Разнообразие лучше всего воспринимается на уровне потребления, прежде всего, в области кулинарии и моды. Сначала это забавно – этномотивы – и экзотично – национальная кухня, и такие вещи приветствуются. Но когда мигранты создают параллельные государству структуры (диаспоры) и проникают на ключевые посты в систему социального обеспечения, развития промышленных отраслей, вклиниваются в принципы права, на которых основаны рабочие отношения между людьми – коренному населению страны становится плохо.
Посмотрите на то, как эмиграция изменила экономическое и культурное ядро западной Европы.
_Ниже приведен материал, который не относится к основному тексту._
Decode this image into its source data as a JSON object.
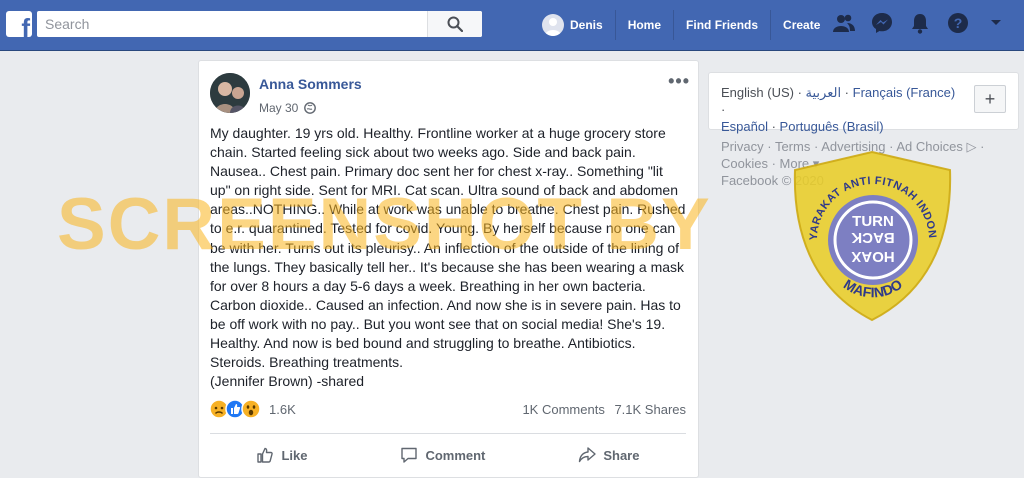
{
  "topbar": {
    "search_placeholder": "Search",
    "user_name": "Denis",
    "nav": [
      "Home",
      "Find Friends",
      "Create"
    ],
    "brand_color": "#4267b2"
  },
  "post": {
    "author": "Anna Sommers",
    "date": "May 30",
    "lines": [
      "My daughter. 19 yrs old. Healthy. Frontline worker at a huge grocery store",
      "chain. Started feeling sick about two weeks ago. Side and back pain.",
      "Nausea.. Chest pain. Primary doc sent her for chest x-ray.. Something \"lit",
      "up\" on right side. Sent for MRI. Cat scan. Ultra sound of back and abdomen",
      "areas..NOTHING.. While at work was unable to breathe. Chest pain. Rushed",
      "to e.r. quarantined. Tested for covid. Young. By herself because no one can",
      "be with her. Turns out its pleurisy.. An inflection of the outside of the lining of",
      "the lungs. They basically tell her.. It's because she has been wearing a mask",
      "for over 8 hours a day 5-6 days a week. Breathing in her own bacteria.",
      "Carbon dioxide.. Caused an infection. And now she is in severe pain. Has to",
      "be off work with no pay.. But you wont see that on social media! She's 19.",
      "Healthy. And now is bed bound and struggling to breathe. Antibiotics.",
      "Steroids. Breathing treatments.",
      "(Jennifer Brown) -shared"
    ],
    "reaction_count": "1.6K",
    "comments": "1K Comments",
    "shares": "7.1K Shares",
    "actions": {
      "like": "Like",
      "comment": "Comment",
      "share": "Share"
    }
  },
  "sidebar": {
    "languages": {
      "current": "English (US)",
      "others": [
        "العربية",
        "Français (France)",
        "Español",
        "Português (Brasil)"
      ]
    },
    "footer_links": [
      "Privacy",
      "Terms",
      "Advertising",
      "Ad Choices",
      "Cookies",
      "More"
    ],
    "copyright": "Facebook © 2020"
  },
  "overlay": {
    "watermark": "SCREENSHOT BY",
    "badge_top": "MASYARAKAT ANTI FITNAH INDONESIA",
    "badge_bottom": "MAFINDO",
    "badge_center": [
      "TURN",
      "BACK",
      "HOAX"
    ]
  }
}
Мы того же хотим?
Миграция открывает ворота нового средневековья, в котором образцом для подражания является не человек, а устройство социальных групп. По мере организации этнических групп, большинство населения чувствует себя второсортными гражданами. Уже сегодня в России, не только обычному гражданину, но и правоохранителю, находящемуся при исполнении, бывает сложно добиться справедливости, если в дело вмешиваются представители диаспор. Сообщение о том, что у большинства населения также есть потребности, игнорируется.
Для европейцев, провозглашаемые ими ценности буквально парализовали общество. Сегодня там никто не имеет возможности требовать, чтобы мигранты адаптировались к европейскому образу жизни. Сейчас европейцы вынуждены адаптироваться к требованиям мигрантов, поскольку европейские правительства предлагают своим соотечественникам быть более откровенными в отношении ценностей и обычаев, которые они должны уважать.
Старые культуры Европы, основанные на религии, когда-то действительно выполняли именно регулирующую функцию, позволяющую уважать другую культуру. Но требования личной свободы и автономии отвергли культуру во имя доступности для мигрантов.
____________
Сегодня Россия, уже изрядно зараженная «европейскими ценностями», отворачивается от Европы и устремляется на Восток.
Будучи сами европейцами, мы не смогли понять, осознать ту пропасть, в которую загоняют европолитики народы своих стран. Есть ли у российского общества шанс «излечиться» от европейской заразы? Есть ли у нас шанс понять Восток?
_______________
* Меритократия — политическая система, в которой экономические блага и/или политическая власть передаются отдельным людям на основе таланта, усилий и достижений, а не богатства или социального класса. Продвижение в такой системе основано на производительности, измеряемой с помощью экзамена или продемонстрированных достижений.